Le procès  des cinq militaires retraités et veuves a repris ce 15 mars devant le tribunal de première instance de Mafanco en banlieue de Conakry. Accusés d' »outrage et diffamation à l’encontre du Chef de l’Etat et les membres du gouvernement, et attroupement illégal », les prévenus ont nié les faits qui leur sont reprochés.

 

Interpellés en septembre 2015 après une marche de protestation pour non paiement de leurs pensions de retraite, ces anciens militaires ont, à tour de rôle, rejeté en bloc les chefs d’accusation.

A l’image du Secrétaire général du syndicat des militaires retraités, Jean Dougo Guilavogui, qui a déclaré devant le tribunal que le motif de leur arrestation n’était en réalité qu’un prétexte.

 »Ce discours tenu à la Maison de la presse de Guinée le 22 août 2015 n’est qu’un prétexte pour nous arrêter.
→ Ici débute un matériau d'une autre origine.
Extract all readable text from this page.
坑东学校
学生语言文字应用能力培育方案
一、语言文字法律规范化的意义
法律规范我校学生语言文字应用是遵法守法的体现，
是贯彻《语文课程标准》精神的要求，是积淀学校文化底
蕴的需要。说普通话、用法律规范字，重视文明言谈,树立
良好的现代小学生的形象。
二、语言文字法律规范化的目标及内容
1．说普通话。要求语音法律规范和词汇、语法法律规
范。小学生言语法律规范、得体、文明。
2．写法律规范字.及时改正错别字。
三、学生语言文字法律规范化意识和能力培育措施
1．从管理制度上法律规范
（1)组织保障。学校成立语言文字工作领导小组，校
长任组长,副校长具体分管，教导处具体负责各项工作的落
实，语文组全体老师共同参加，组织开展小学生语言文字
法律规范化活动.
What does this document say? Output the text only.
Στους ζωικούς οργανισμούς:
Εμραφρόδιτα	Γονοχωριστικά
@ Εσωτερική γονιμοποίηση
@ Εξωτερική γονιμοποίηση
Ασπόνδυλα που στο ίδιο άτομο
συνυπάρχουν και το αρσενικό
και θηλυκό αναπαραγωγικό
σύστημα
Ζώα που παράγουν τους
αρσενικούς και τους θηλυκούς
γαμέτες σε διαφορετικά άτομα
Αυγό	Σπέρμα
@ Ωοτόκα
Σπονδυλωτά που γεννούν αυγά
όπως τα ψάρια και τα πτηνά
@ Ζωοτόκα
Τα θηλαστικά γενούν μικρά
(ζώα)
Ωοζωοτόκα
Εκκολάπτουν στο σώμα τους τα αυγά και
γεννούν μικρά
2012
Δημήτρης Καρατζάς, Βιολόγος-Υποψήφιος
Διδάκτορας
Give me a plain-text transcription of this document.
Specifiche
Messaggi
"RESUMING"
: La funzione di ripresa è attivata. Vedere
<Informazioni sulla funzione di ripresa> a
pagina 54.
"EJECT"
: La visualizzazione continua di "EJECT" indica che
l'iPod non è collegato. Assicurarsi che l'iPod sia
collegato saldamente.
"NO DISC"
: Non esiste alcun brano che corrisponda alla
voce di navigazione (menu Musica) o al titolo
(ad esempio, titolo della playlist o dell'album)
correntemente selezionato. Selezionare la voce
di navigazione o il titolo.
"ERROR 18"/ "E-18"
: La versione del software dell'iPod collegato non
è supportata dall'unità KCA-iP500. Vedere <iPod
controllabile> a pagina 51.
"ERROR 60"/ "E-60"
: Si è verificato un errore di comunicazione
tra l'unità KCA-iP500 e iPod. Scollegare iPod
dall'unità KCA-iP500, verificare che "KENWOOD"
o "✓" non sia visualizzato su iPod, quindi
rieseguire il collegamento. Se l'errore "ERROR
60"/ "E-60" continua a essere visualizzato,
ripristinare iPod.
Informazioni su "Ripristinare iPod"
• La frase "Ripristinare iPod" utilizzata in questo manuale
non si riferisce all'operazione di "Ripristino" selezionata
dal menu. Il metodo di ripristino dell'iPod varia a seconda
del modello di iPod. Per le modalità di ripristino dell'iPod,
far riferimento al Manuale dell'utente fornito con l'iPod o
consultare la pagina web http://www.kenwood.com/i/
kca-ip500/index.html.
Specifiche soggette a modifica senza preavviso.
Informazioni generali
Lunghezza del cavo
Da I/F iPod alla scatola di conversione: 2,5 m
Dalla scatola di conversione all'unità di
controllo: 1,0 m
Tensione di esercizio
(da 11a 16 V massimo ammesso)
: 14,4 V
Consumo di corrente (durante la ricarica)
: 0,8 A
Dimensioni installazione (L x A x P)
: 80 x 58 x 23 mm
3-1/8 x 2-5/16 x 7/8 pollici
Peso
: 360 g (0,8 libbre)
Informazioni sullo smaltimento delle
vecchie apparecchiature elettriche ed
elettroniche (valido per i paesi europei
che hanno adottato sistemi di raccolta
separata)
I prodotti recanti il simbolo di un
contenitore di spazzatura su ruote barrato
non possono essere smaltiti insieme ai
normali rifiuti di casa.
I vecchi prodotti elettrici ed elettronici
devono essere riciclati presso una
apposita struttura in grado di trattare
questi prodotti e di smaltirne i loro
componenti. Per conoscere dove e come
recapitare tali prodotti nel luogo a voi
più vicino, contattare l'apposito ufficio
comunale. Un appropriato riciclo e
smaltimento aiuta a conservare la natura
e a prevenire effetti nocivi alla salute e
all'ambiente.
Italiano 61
Nous n’avons fait que réclamer nos droits qui sont le congé libéral, le paiement des pensions et les mesures d’accompagnement d’une retraite d’orée comme l’a promis le chef de l’Etat. »

Pour ce prévenu leur arrestation a été orchestrée par « ceux qui ont mangé » leur argent.

Un avis largement partagé par les quatre autres coaccusés. Lors que la présidente du tribunal leur pose la question de savoir s’ils réalisaient que leur déclaration faite par voie de presse constituait un « outrage au Chef de l’Etat, diffamation et attroupement interdit », des délits prévus par les articles 232, 110 et 111 du Code pénal guinéen.

Selon eux les propos contenus dans leur déclaration n’ont rien d’injures ni de diffamation à l’encontre du président de la République et des membres du gouvernement.

En revenant sur ladite déclaration à la barre ce mardi 15 mars, ils ont rappelé avoir regretté d’être « jetés » à la retraités sans aucun payement de leurs indemnités relatives aux mesures d’accompagnement déboursées à hauteur de 15502,9412 dollars par retraité en décembre 2011.

« Tous ces montants ont été détournés par le Gouvernement au préjudice des militaires retraités. Et le président de la République refuse de nous recevoir et de nous le payer, alors que des milliards de nos francs sont en train d’être distribués aux mouvements, groupements et associations de soutien au RPG Arc-en-Ciel dans le pays. ce qui explique tout naturellement la mauvaise foi du gouvernement à régler notre situation par des menaces et des manœuvres dilatoires qu’il nous oppose », ont rappelé les anciens militaires en faisant allusion à leur déclaration en août 2015.

Brandissant toujours leur déclaration, ils ont souligné avoir affirmé : « Cet acte irresponsable, inadmissible et dangereux que le président de la République, chef de l’Etat et Commandant en Chef des forces armées cautionne et que lui-même, auteur de cette mauvaise fin de carrière aux militaires retraités actuels et éventuellement à ceux qui, à l’avenir feront valoir leurs droits à la retraite, risquerait de renforcer la frustration et la haine dans notre pays avec des conséquences que cela comporte ».

S’agissant de l’accusation relative à l’organisation d’une attroupement non autorisé, les prévenus estiment avoir adressé un courrier en bonne et due forme au gouverneur de la ville de Conakry. Courrier auquel ils disent n’avoir reçu aucune réponse.

Après débats contradictoires entre la partie civile et la défense, l’audience a été renvoyée au jeudi 17 mars pour les plaidoiries et réquisitoires.